Clemens Food Group, l’un des plus grands producteurs de porcs des États-Unis, en est à sa sixième génération de propriétaires familiaux et montre la voie à suivre en matière de pratiques sans cruauté. Cette stratégie lui permet d’ailleurs d’engranger des bénéfices.
Une douce fumée flotte autour de Brad Clemens alors qu’il passe devant un chariot élévateur transportant une palette de bacon fraîchement séché dans l’usine de porc de sa famille en Pennsylvanie. Au coin de la rue, des millions de steaks de jambon sortent de la chaîne et des bacs remplis de tranches de poitrine de porc entrent dans le fumoir de taille industrielle.
Le président de cette entreprise de 129 ans, âgé de 41 ans, ancien avocat spécialisé dans les fusions et acquisitions, aussi à l’aise dans le fumoir que dans la pêche à la mouche, ajuste l’arrière de son casque pour que ses bouchons d’oreille en mousse soient enroulés autour d’un bouton situé à l’arrière et ne se coincent pas dans les machines ou, pire, ne tombent pas dans les morceaux de bacon : « J’ai grandi dans ce milieu, mais la crédibilité n’est pas une mince affaire », explique-t-il. « Vous la gagnez par de petites choses, et certaines d’entre elles sont des choses comme ça.”
Par ailleurs, de nombreux membres de la famille Clemens ont grandi dans l’entreprise. Quelque 403 membres de la famille détiennent actuellement des actions et Clemens Food Group a bien l’intention de rester une entreprise privée à long terme. L’entreprise a également adopté une stratégie plus humaine, en contradiction avec le reste du secteur, et cela lui a réussi.

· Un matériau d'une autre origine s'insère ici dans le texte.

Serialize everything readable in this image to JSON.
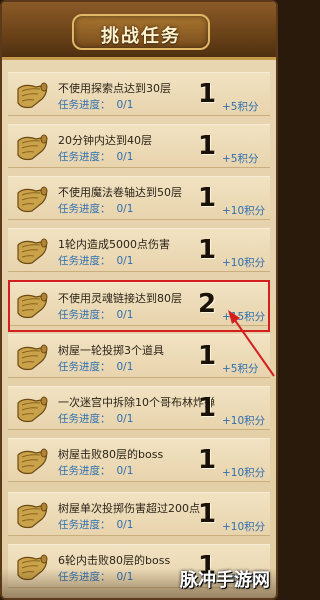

Alors pourquoi les plus grands producteurs de porcs américains ont-ils perdu des parts de marché au profit de Clemens ? En 2023, la Californie a commencé à appliquer la proposition 12, qui interdit légalement aux exploitations agricoles de maintenir les porcs en gestation dans des caisses à peine plus grandes que leur corps, une pratique que le Dr Temple Grandin, spécialiste des soins aux animaux, compare au fait de forcer une personne à passer des mois attachée dans un siège d’avion. Pour autant ,les concurrents, y compris Smithfield, le plus grand transformateur de porc des États-Unis, ont combattu les nouvelles réglementations, allant même jusqu’à fermer des usines plutôt que de s’y conformer. Ces ouvertures ont permis à Clemens de doubler sa part de marché l’année dernière, passant de 2 % du marché américain du porc frais à 5 % et de 1 % du marché du bacon à 2 %. Au total, le chiffre d’affaires de 2023 du cinquième producteur de porc frais des États-Unis a dépassé les 2 milliards de dollars.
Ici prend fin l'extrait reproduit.